THEMATIC.ABOUT : Collapse often. The things that hold people together and hold them apart and scatter brains. The things that make thoughts go boom. The things that ooh and aah and [expletive deleted]. Sometimes poking around the margins where responsibility ends and the only one to look to is the Original Equipment Manufacturer and say "but, I already pressed 9 for more options and the menus are exactly the same. Can you just replace it?" The answer will be: "please hold." Sometimes hanging out in dark corners. Sometimes following the train tracks.

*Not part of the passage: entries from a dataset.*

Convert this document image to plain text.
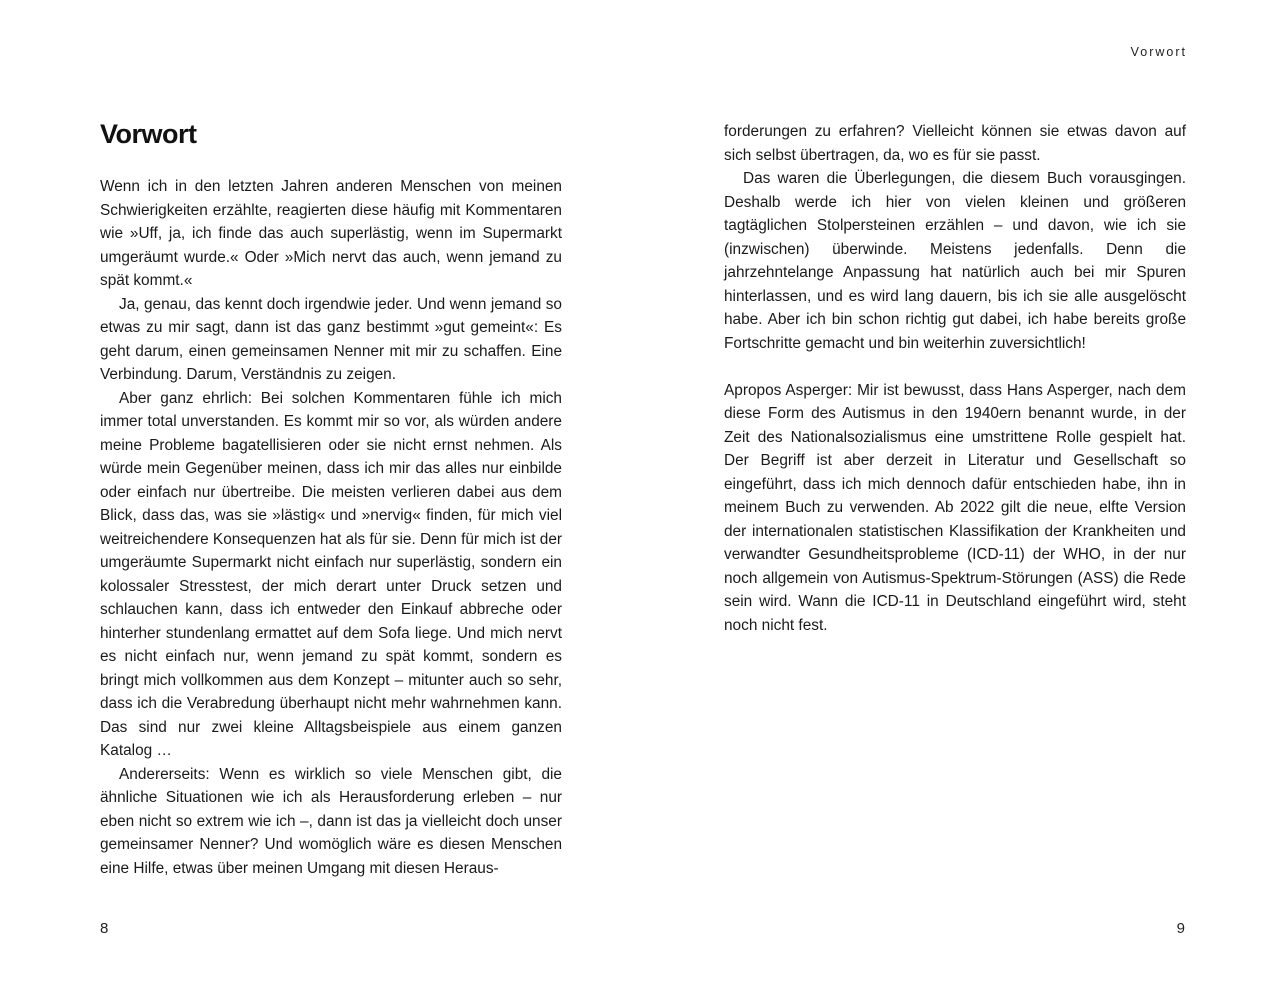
Vorwort
Vorwort

Wenn ich in den letzten Jahren anderen Menschen von meinen Schwierigkeiten erzählte, reagierten diese häufig mit Kommentaren wie »Uff, ja, ich finde das auch superlästig, wenn im Supermarkt umgeräumt wurde.« Oder »Mich nervt das auch, wenn jemand zu spät kommt.«

Ja, genau, das kennt doch irgendwie jeder. Und wenn jemand so etwas zu mir sagt, dann ist das ganz bestimmt »gut gemeint«: Es geht darum, einen gemeinsamen Nenner mit mir zu schaffen. Eine Verbindung. Darum, Verständnis zu zeigen.

Aber ganz ehrlich: Bei solchen Kommentaren fühle ich mich immer total unverstanden. Es kommt mir so vor, als würden andere meine Probleme bagatellisieren oder sie nicht ernst nehmen. Als würde mein Gegenüber meinen, dass ich mir das alles nur einbilde oder einfach nur übertreibe. Die meisten verlieren dabei aus dem Blick, dass das, was sie »lästig« und »nervig« finden, für mich viel weitreichendere Konsequenzen hat als für sie. Denn für mich ist der umgeräumte Supermarkt nicht einfach nur superlästig, sondern ein kolossaler Stresstest, der mich derart unter Druck setzen und schlauchen kann, dass ich entweder den Einkauf abbreche oder hinterher stundenlang ermattet auf dem Sofa liege. Und mich nervt es nicht einfach nur, wenn jemand zu spät kommt, sondern es bringt mich vollkommen aus dem Konzept – mitunter auch so sehr, dass ich die Verabredung überhaupt nicht mehr wahrnehmen kann. Das sind nur zwei kleine Alltagsbeispiele aus einem ganzen Katalog …

Andererseits: Wenn es wirklich so viele Menschen gibt, die ähnliche Situationen wie ich als Herausforderung erleben – nur eben nicht so extrem wie ich –, dann ist das ja vielleicht doch unser gemeinsamer Nenner? Und womöglich wäre es diesen Menschen eine Hilfe, etwas über meinen Umgang mit diesen Heraus-

forderungen zu erfahren? Vielleicht können sie etwas davon auf sich selbst übertragen, da, wo es für sie passt.

Das waren die Überlegungen, die diesem Buch vorausgingen. Deshalb werde ich hier von vielen kleinen und größeren tagtäglichen Stolpersteinen erzählen – und davon, wie ich sie (inzwischen) überwinde. Meistens jedenfalls. Denn die jahrzehntelange Anpassung hat natürlich auch bei mir Spuren hinterlassen, und es wird lang dauern, bis ich sie alle ausgelöscht habe. Aber ich bin schon richtig gut dabei, ich habe bereits große Fortschritte gemacht und bin weiterhin zuversichtlich!

Apropos Asperger: Mir ist bewusst, dass Hans Asperger, nach dem diese Form des Autismus in den 1940ern benannt wurde, in der Zeit des Nationalsozialismus eine umstrittene Rolle gespielt hat. Der Begriff ist aber derzeit in Literatur und Gesellschaft so eingeführt, dass ich mich dennoch dafür entschieden habe, ihn in meinem Buch zu verwenden. Ab 2022 gilt die neue, elfte Version der internationalen statistischen Klassifikation der Krankheiten und verwandter Gesundheitsprobleme (ICD-11) der WHO, in der nur noch allgemein von Autismus-Spektrum-Störungen (ASS) die Rede sein wird. Wann die ICD-11 in Deutschland eingeführt wird, steht noch nicht fest.

8	9
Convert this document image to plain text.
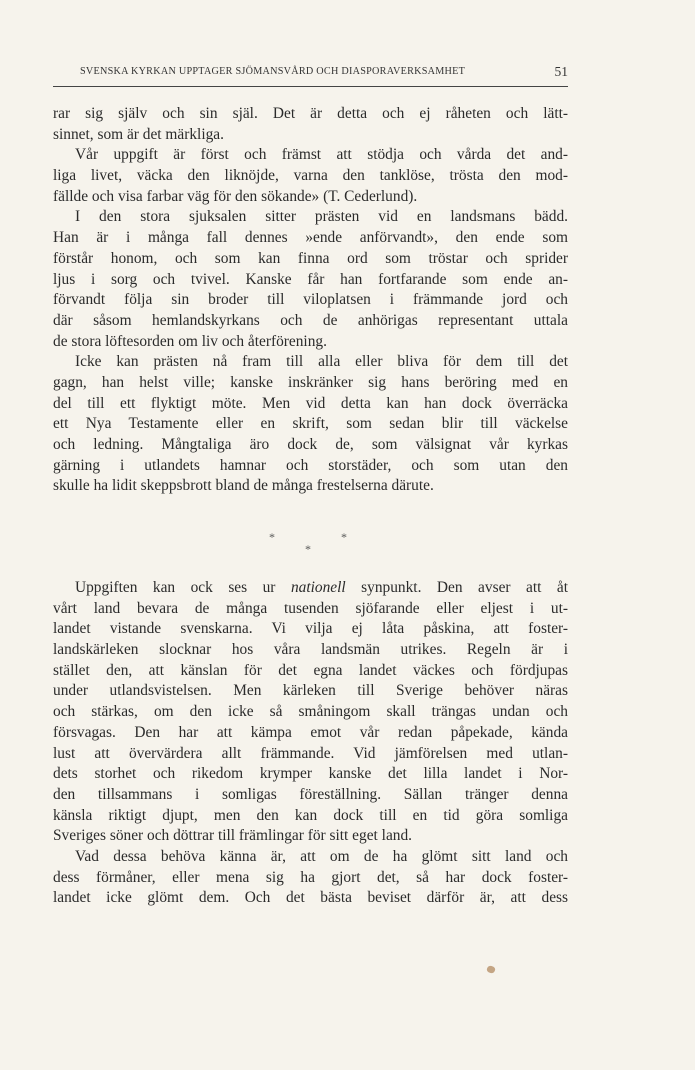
SVENSKA KYRKAN UPPTAGER SJÖMANSVÅRD OCH DIASPORAVERKSAMHET	51
rar sig själv och sin själ. Det är detta och ej råheten och lätt-
sinnet, som är det märkliga.
Vår uppgift är först och främst att stödja och vårda det and-
liga livet, väcka den liknöjde, varna den tanklöse, trösta den mod-
fällde och visa farbar väg för den sökande» (T. Cederlund).
I den stora sjuksalen sitter prästen vid en landsmans bädd.
Han är i många fall dennes »ende anförvandt», den ende som
förstår honom, och som kan finna ord som tröstar och sprider
ljus i sorg och tvivel. Kanske får han fortfarande som ende an-
förvandt följa sin broder till viloplatsen i främmande jord och
där såsom hemlandskyrkans och de anhörigas representant uttala
de stora löftesorden om liv och återförening.
Icke kan prästen nå fram till alla eller bliva för dem till det
gagn, han helst ville; kanske inskränker sig hans beröring med en
del till ett flyktigt möte. Men vid detta kan han dock överräcka
ett Nya Testamente eller en skrift, som sedan blir till väckelse
och ledning. Mångtaliga äro dock de, som välsignat vår kyrkas
gärning i utlandets hamnar och storstäder, och som utan den
skulle ha lidit skeppsbrott bland de många frestelserna därute.
*	*
*
Uppgiften kan ock ses ur nationell synpunkt. Den avser att åt
vårt land bevara de många tusenden sjöfarande eller eljest i ut-
landet vistande svenskarna. Vi vilja ej låta påskina, att foster-
landskärleken slocknar hos våra landsmän utrikes. Regeln är i
stället den, att känslan för det egna landet väckes och fördjupas
under utlandsvistelsen. Men kärleken till Sverige behöver näras
och stärkas, om den icke så småningom skall trängas undan och
försvagas. Den har att kämpa emot vår redan påpekade, kända
lust att övervärdera allt främmande. Vid jämförelsen med utlan-
dets storhet och rikedom krymper kanske det lilla landet i Nor-
den tillsammans i somligas föreställning. Sällan tränger denna
känsla riktigt djupt, men den kan dock till en tid göra somliga
Sveriges söner och döttrar till främlingar för sitt eget land.
Vad dessa behöva känna är, att om de ha glömt sitt land och
dess förmåner, eller mena sig ha gjort det, så har dock foster-
landet icke glömt dem. Och det bästa beviset därför är, att dess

Looking for ways out and ways in and all the while sharing the things seen and heard and done and drawn and written and scorched and healed and teased and caged and dreamed along the way.

7/8/06

facebook no more 07/08/06

Subject : facebook no more and other paranoias
Posted Date: : Jul 8, 2006 3:34 PM

i am a paranoid person. i am a very paranoid person.

in light of the facts that i try to keep no secrets and am racked periodically with undeniably powerful bouts of paranoia and am incessantly talking to myself (the only times im not talking to myself are during sexual activities {including masterbation}, during video games, and while im writing) i have cancelled my facebook.com account.

i hated it for many reasons.... damn it i just paused for a minute and i started talking to myself again. sometimes i wonder where the voices come from to begin with because it says things i wouldnt say... or at least i dont think i would say. but then ... ugh... i just did it again. fuck this.